4. The flow board of claim 1, further comprising at least an electrical component disposed on the substrate.

5. The flow board of claim 4, wherein the electrical components comprise a sensor.

6. The flow board of claim 1, wherein the capillary flow channels comprise a plurality of vents penetrating through the substrate and are disposed along the capillary flow channels averagely.

7. The flow board of claim 1, further comprising a gas permeable but liquid impermeable film covering another surface of the substrate.

8. The flow board of claim 1, wherein a material of the substrate is selected from a group consisting of an epoxy glass fiber substrate, a polymer plastic substrate, and a ceramic substrate.
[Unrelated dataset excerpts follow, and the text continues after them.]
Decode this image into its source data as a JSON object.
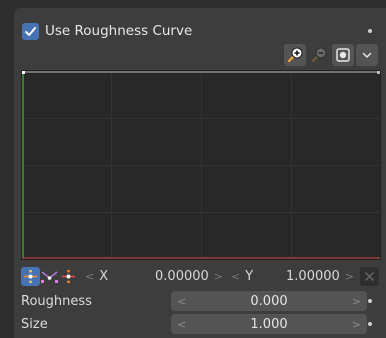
{
  "header": {
    "checkbox_label": "Use Roughness Curve",
    "checked": true
  },
  "curve_toolbar": {
    "icons": [
      "zoom-in-icon",
      "zoom-out-icon",
      "clipping-icon",
      "dropdown-chevron-icon"
    ]
  },
  "curve_controls": {
    "icons": [
      "handle-auto-icon",
      "handle-vector-icon",
      "handle-auto-clamped-icon"
    ],
    "x_label": "X",
    "x_value": "0.00000",
    "y_label": "Y",
    "y_value": "1.00000"
  },
  "properties": [
    {
      "label": "Roughness",
      "value": "0.000"
    },
    {
      "label": "Size",
      "value": "1.000"
    }
  ],
  "colors": {
    "accent": "#4772b3",
    "panel": "#3d3d3d",
    "curve_bg": "#282828"
  }
}
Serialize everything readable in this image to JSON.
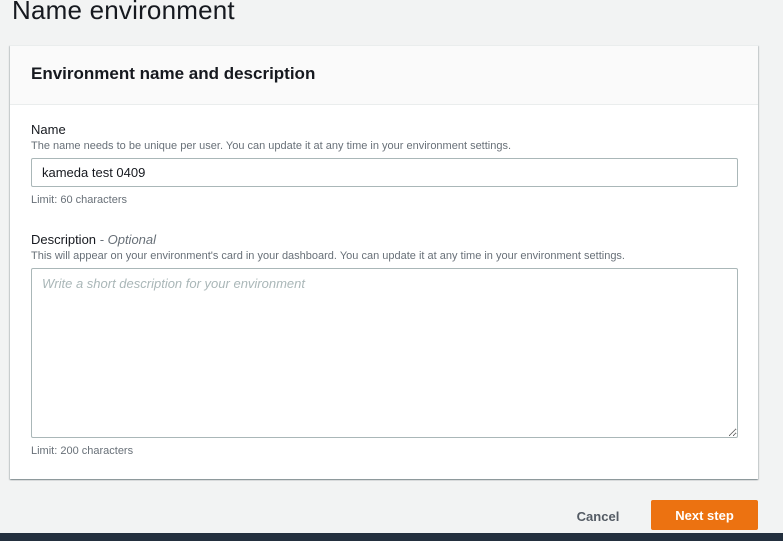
{
  "page": {
    "title": "Name environment"
  },
  "card": {
    "title": "Environment name and description"
  },
  "name_field": {
    "label": "Name",
    "description": "The name needs to be unique per user. You can update it at any time in your environment settings.",
    "value": "kameda test 0409",
    "limit": "Limit: 60 characters"
  },
  "description_field": {
    "label": "Description",
    "optional": "- Optional",
    "description": "This will appear on your environment's card in your dashboard. You can update it at any time in your environment settings.",
    "value": "",
    "placeholder": "Write a short description for your environment",
    "limit": "Limit: 200 characters"
  },
  "actions": {
    "cancel_label": "Cancel",
    "next_label": "Next step"
  },
  "colors": {
    "primary_button": "#ec7211",
    "bottom_bar": "#232f3e"
  }
}
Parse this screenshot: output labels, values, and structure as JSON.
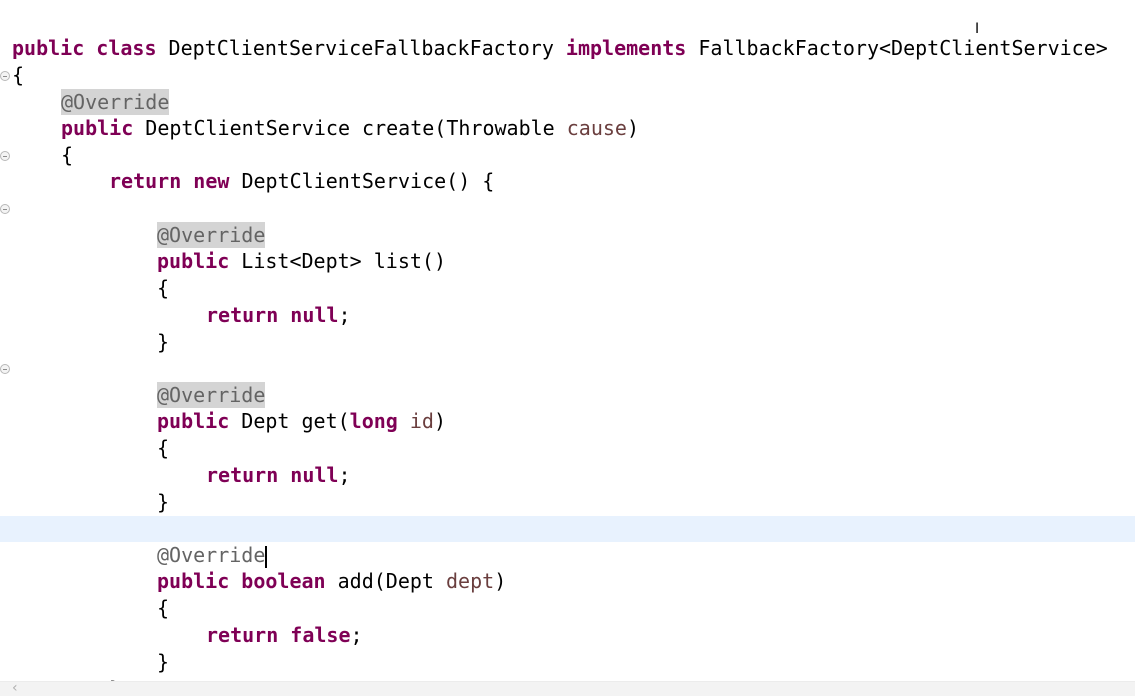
{
  "editor": {
    "language": "java",
    "lines": {
      "l1": {
        "kw1": "public",
        "kw2": "class",
        "name": " DeptClientServiceFallbackFactory ",
        "kw3": "implements",
        "rest": " FallbackFactory<DeptClientService>"
      },
      "l2": {
        "text": "{"
      },
      "l3": {
        "annotation": "@Override"
      },
      "l4": {
        "kw1": "public",
        "mid": " DeptClientService create(Throwable ",
        "param": "cause",
        "end": ")"
      },
      "l5": {
        "text": "{"
      },
      "l6": {
        "kw1": "return",
        "kw2": "new",
        "rest": " DeptClientService() {"
      },
      "l7": {
        "annotation": "@Override"
      },
      "l8": {
        "kw1": "public",
        "rest": " List<Dept> list()"
      },
      "l9": {
        "text": "{"
      },
      "l10": {
        "kw1": "return",
        "kw2": "null",
        "end": ";"
      },
      "l11": {
        "text": "}"
      },
      "l12": {
        "annotation": "@Override"
      },
      "l13": {
        "kw1": "public",
        "mid": " Dept get(",
        "kw2": "long",
        "space": " ",
        "param": "id",
        "end": ")"
      },
      "l14": {
        "text": "{"
      },
      "l15": {
        "kw1": "return",
        "kw2": "null",
        "end": ";"
      },
      "l16": {
        "text": "}"
      },
      "l17": {
        "annotation": "@Override"
      },
      "l18": {
        "kw1": "public",
        "kw2": "boolean",
        "mid": " add(Dept ",
        "param": "dept",
        "end": ")"
      },
      "l19": {
        "text": "{"
      },
      "l20": {
        "kw1": "return",
        "kw2": "false",
        "end": ";"
      },
      "l21": {
        "text": "}"
      },
      "l22": {
        "text": "};"
      }
    },
    "colors": {
      "keyword": "#7f0055",
      "annotation": "#646464",
      "parameter": "#6a3e3e",
      "current_line": "#e8f2fe",
      "annotation_highlight": "#d4d4d4"
    },
    "icons": {
      "fold": "fold-collapse-icon",
      "text_cursor": "i-beam-cursor-icon",
      "scroll_left": "scroll-left-arrow-icon"
    },
    "scroll_left_glyph": "‹",
    "ibeam_glyph": "I"
  }
}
9. The flow board of claim 1, wherein a material of the substrate is acid-proof and anticorrosive.

10. The flow board of claim 9, wherein the material comprises a rough surface.

11. The flow board of claim 1, wherein the liquid fuels comprise a solution containing hydrogen.

12. The flow board of claim 1, wherein the liquid fuels are methanol.

13. The flow board of claim 1, wherein the capillary flow channels are zigzag disposed on the surface of the substrate.

14. The flow board of claim 1, wherein the capillary flow channels are averagely disposed on the surface of the substrate corresponding to all membrane electrode assemblies of a fuel cell board.